On Sunday, thousands of protestors rallied outside the Georgian parliament amid increasing opposition to the country’s government.
The government of Georgia, with the Georgian Dream Party as the ruling party, has been accused of being under the influence of Russia due to the jailing of political opponents and the silencing of independent media. Of the jailed political opponents, one is the former president of Georgia, Mikheil Saakashvili. The rally was organised in support of the jailed former president by the opposition party.
Mr. Saakashvili served two terms as president between 2004 and 2013. He is currently serving a six-year term in jail for power abuse. Despite this reason being given for his conviction, international rights groups have deemed this conviction to be politically motivated.
There were mass protests in the previous month regarding a bill proposed by the government that would require any non-governmental organization receiving money from abroad to be registered as an “agent of foreign influence.” This bill was abandoned after widespread protests. According to the opposition, the bill was modelled on the Russian bill introduced in 2012. They called this “a step towards authoritarianism.”
Sunday saw thousands of demonstrators waving Georgian, Ukrainian, and European Union flags along with a huge banner for a European future outside the parliament building in the capital Tbilisi. The pro-EU opinion is strong with the public, and statements from the government affirm that the country remains committed to joining the EU bloc, but their actions are harming the chances of gaining membership.
The EU membership
Along with Ukraine and Moldova, Georgia had also applied for membership in the EU after the Russian invasion of Ukraine in February 2022. In June, the membership applications of Ukraine and Moldova were accepted, and they were declared to be candidate member states; for Georgia to be accepted as the same, a number of political and judicial reforms must be implemented in the country.
The chair of the United Nationals party, Levan Khabeishvili, which was founded by former President Saakashvili, addressed the rally.
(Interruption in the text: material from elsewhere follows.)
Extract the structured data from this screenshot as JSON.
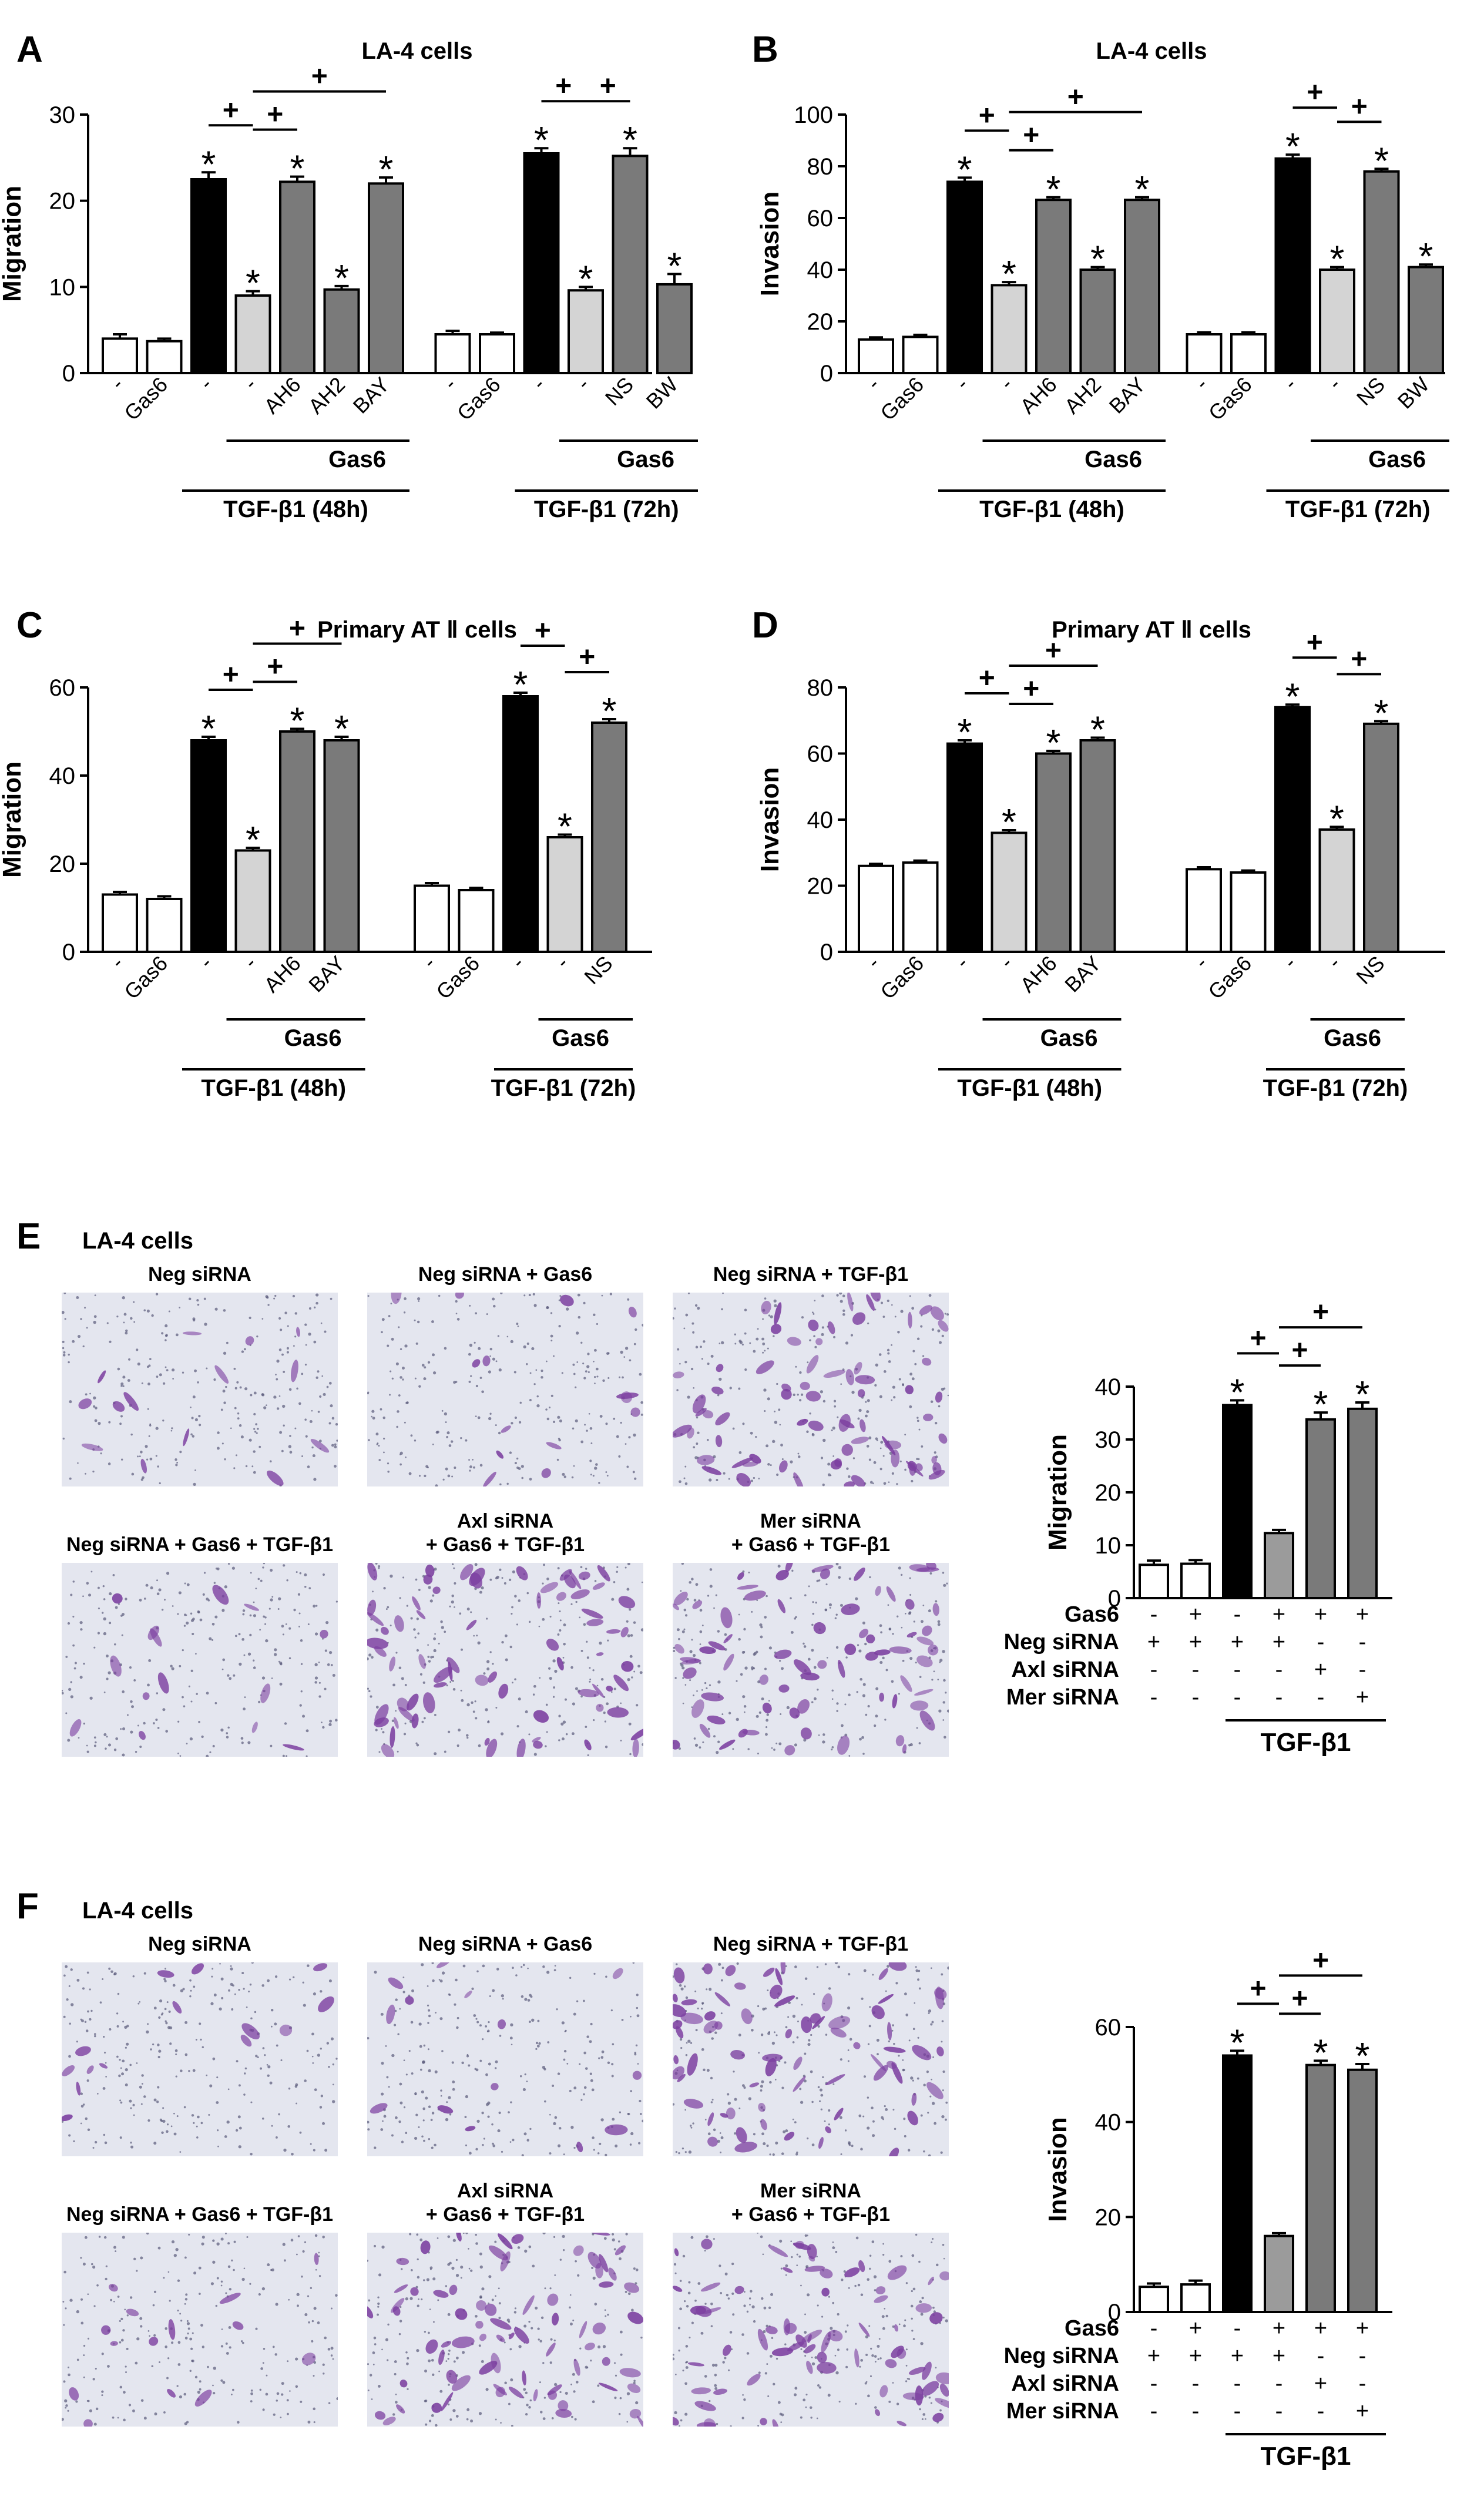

He called for the liberation of the political prisoners and for the reforms demanded by Brussels to be introduced in the country.
The Presidents speak
Another former president, Giorgi Margvelashvili, who succeeded Mr. Saakashvili, also spoke to the crowd, saying that the Georgian government was under the control of Russia and it was the duty of the citizens to save their homeland from the Russians. He also spoke of rejecting Russian slavery and being a freedom-loving person, part of the European family. A 27-year-old painter, Luka Kavsadze, who was part of the demonstrators, spoke to a news agency, stating that this struggle will be peaceful and uncompromising and will lead the country to where it belongs, which is in the European Union.
The condition of Mr. Saakashvili has taken a downward turn as he has staged a number of hunger strikes. Denial of proper healthcare access is also being claimed by his supporters. Despite statements from government authorities that he is only feigning illness to secure an early release, there have been allegations of Mr. Saakashvili being poisoned while in prison. Speaking to a media outlet for an article, he claimed to be dying from a shocking array of about twenty serious illnesses.